Projet de loi « RIPOST » : la mobilisation du Collectif pour une nouvelle politique des drogues
Le projet de loi « visant à offrir des réponses immédiates aux phénomènes troublant l’ordre public, la sécurité et la tranquillité de nos concitoyens », dit « RIPOST » concentre plusieurs mesures qui inquiètent profondément le Collectif pour une nouvelle politique des drogues (CNPD). Réunissant depuis 2018 des organisations d’usagers, des magistrats, des policiers, des professionnels de l’addictologie et des défenseurs des droits humains, le CNPD a proposé cinq propositions d’amendements portant sur les articles 2, 6 et 7 du texte.

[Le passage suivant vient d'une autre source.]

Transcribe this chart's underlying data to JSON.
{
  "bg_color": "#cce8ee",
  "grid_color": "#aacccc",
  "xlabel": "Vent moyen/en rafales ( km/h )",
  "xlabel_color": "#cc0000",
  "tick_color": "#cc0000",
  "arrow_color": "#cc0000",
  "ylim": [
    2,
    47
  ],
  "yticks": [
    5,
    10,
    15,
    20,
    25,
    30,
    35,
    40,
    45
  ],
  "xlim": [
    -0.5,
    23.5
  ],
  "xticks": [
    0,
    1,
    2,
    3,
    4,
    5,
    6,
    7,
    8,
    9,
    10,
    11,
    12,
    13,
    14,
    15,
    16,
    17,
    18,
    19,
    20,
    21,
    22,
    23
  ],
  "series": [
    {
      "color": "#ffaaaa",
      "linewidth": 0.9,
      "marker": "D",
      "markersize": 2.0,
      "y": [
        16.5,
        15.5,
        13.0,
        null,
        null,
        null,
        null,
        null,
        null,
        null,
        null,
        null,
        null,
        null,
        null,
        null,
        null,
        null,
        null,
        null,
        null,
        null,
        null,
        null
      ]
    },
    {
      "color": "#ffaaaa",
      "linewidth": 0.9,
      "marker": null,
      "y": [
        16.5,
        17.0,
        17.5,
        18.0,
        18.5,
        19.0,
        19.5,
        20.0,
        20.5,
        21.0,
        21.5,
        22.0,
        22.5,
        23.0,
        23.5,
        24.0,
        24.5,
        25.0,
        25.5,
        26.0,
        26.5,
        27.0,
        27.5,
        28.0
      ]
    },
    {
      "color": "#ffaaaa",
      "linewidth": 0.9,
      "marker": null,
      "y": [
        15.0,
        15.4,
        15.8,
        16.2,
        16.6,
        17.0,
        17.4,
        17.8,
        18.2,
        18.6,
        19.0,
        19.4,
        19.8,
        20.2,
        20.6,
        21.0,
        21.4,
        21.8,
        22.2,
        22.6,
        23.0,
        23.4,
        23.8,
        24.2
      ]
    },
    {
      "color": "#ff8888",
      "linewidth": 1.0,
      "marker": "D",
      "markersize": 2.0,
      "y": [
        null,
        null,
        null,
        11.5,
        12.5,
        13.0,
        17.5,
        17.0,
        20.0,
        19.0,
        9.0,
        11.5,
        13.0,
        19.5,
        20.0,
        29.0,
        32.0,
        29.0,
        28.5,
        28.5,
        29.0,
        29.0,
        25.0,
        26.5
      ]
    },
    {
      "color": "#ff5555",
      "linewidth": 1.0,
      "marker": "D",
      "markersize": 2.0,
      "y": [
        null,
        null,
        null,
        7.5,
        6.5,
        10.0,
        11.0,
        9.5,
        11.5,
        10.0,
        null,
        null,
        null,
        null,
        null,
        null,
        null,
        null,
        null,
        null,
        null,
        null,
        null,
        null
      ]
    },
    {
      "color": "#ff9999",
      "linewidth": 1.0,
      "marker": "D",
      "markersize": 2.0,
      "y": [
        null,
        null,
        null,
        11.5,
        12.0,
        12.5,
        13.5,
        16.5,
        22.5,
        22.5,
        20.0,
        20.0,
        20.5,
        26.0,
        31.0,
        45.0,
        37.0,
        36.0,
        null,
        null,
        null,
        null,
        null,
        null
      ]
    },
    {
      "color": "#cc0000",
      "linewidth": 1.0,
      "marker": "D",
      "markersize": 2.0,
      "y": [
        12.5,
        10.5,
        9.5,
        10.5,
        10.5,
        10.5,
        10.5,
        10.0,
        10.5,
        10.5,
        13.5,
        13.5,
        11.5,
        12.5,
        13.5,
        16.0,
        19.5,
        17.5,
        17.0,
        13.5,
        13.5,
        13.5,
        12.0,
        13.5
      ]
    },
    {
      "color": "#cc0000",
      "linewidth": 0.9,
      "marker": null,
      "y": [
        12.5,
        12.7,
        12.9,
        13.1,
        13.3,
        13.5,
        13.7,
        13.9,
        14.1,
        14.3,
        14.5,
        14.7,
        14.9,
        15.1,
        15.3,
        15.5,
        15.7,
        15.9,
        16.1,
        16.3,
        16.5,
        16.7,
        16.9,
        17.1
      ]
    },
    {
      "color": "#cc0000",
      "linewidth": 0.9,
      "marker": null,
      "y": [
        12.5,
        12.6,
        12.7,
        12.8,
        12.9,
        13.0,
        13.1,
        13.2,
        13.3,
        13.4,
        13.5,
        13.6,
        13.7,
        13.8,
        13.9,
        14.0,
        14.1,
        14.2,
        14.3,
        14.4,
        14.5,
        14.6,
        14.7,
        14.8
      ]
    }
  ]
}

Des free parties aux amendes forfaitaires délictuelles : une répression qui manque sa cible
L’article 2 du projet de loi crée un délit de participation à des rassemblements musicaux illégaux, ou free parties. Pour le CNPD, cette disposition risque de pénaliser les professionnels intervenant en réduction des risques sur ces événements, les exposant à des poursuites pénales et les dissuadant d’y être présents. Or, l’expérience de terrain démontre que la répression ne fait pas disparaître ces rassemblements : elle les rend plus clandestins, éloigne les secours et fragilise l’accès aux dispositifs sanitaires. Le Collectif rappelle également que le Conseil d’État a lui-même relevé un risque d’atteinte au principe de légalité du fait de l’imprécision du texte, et que la sanction prévue — six mois d’emprisonnement — est disproportionnée au regard des peines applicables à la participation à une manifestation illégale, qui relève d’une simple contravention.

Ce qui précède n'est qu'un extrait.